Pastor Robert L. China Jr. (front, standing) yielded the pulpit to Bishop Samuel L. Green Sr. on Feb. 17, 2019, at Liberty Hill AME Church in Summerton. The church hosted the unveiling of a guide to significant sites that, during the 1940s and early 1950s, proved instrumental in the fight for education equality in Clarendon County. Green was named as a defendant in a class-action lawsuit filed in March in an effort to recover lost pension funds. File/Staff

A class-action lawsuit has been filed against the African Methodist Episcopal Church in an effort to recover millions of dollars in pension savings due to nearly 5,000 eligible retirees.

The AME Church lost at least $90 million — about 70 percent of its retirement fund — because of irresponsible investments, according to the suit.

The financial disaster has many retired and active pastors, bishops and others worried that they can no longer rely on pension checks owed to them. Church officials halted payouts earlier this year and now are seeking ways to restore them, at least partially.

The lawsuit, prepared by the firm Kantor & Kantor of California in partnership with the AARP Foundation, was filed in U.S. District Court in Maryland.

Defendants include Jerome V. Harris, former executive director of the church’s Department of Retirement Services, and South Carolina Bishop Samuel L. Green, former chairman of Retirement Services’ board of trustees. Also named as defendants are the church’s general board and council of bishops, which have broad control over church affairs.

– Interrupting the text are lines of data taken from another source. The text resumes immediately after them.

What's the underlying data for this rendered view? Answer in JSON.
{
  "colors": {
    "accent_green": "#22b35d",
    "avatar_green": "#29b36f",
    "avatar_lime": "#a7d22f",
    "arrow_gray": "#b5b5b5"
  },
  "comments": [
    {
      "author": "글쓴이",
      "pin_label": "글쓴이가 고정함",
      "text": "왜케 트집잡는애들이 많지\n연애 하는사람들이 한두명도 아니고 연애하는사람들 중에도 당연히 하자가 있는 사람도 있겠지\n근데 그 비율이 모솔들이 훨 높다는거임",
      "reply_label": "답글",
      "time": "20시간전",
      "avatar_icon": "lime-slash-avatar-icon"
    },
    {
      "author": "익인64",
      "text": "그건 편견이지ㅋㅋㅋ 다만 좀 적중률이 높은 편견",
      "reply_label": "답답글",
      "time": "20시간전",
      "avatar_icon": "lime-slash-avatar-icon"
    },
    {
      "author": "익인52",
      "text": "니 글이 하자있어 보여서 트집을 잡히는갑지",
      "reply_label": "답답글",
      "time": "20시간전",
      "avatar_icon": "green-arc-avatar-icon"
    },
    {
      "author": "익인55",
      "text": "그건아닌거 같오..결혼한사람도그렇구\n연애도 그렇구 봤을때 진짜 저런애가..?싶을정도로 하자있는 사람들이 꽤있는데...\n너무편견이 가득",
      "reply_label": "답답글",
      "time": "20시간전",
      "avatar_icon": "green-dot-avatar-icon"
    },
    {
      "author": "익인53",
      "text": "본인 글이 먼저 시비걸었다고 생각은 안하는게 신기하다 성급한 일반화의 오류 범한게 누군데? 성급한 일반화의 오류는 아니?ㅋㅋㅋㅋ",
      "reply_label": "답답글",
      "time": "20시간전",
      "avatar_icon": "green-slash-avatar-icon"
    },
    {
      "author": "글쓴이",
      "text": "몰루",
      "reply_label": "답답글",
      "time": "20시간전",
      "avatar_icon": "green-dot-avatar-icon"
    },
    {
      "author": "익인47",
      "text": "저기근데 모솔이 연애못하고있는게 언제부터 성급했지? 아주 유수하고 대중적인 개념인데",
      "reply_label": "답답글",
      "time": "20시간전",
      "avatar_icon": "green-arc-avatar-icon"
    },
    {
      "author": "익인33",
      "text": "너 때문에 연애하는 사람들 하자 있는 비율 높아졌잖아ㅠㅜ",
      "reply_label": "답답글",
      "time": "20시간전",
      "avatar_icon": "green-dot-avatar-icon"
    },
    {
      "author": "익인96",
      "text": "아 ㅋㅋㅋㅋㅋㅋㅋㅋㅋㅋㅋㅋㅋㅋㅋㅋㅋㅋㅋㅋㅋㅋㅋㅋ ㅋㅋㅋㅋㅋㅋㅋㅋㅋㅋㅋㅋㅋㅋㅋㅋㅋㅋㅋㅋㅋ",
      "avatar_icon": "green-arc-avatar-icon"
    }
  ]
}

Harris previously had been sued in July 2006 by Dorsey McCullough for alleged mismanagement of annuity funds, but the case was dismissed on a technicality in U.S. District Court in Tennessee.

Green assumed the helm of the AME Church’s 7th Episcopal District, which oversees nearly 600 churches throughout South Carolina, in 2016. An email sent to his account requesting comment went unanswered.

The AME Church first reported to church members that it had discovered “a material loss in the value of one or more of its departmental investments” on Oct. 7. Specifics were not provided. And church officials have continued to withhold details, citing an ongoing investigation.

The Wall Street Journal in March reported that the church had suspended retirement payments and initiated an investigation into missing funds that included federal law enforcement. The church considered the problem “a possible financial crime,” according to the Journal.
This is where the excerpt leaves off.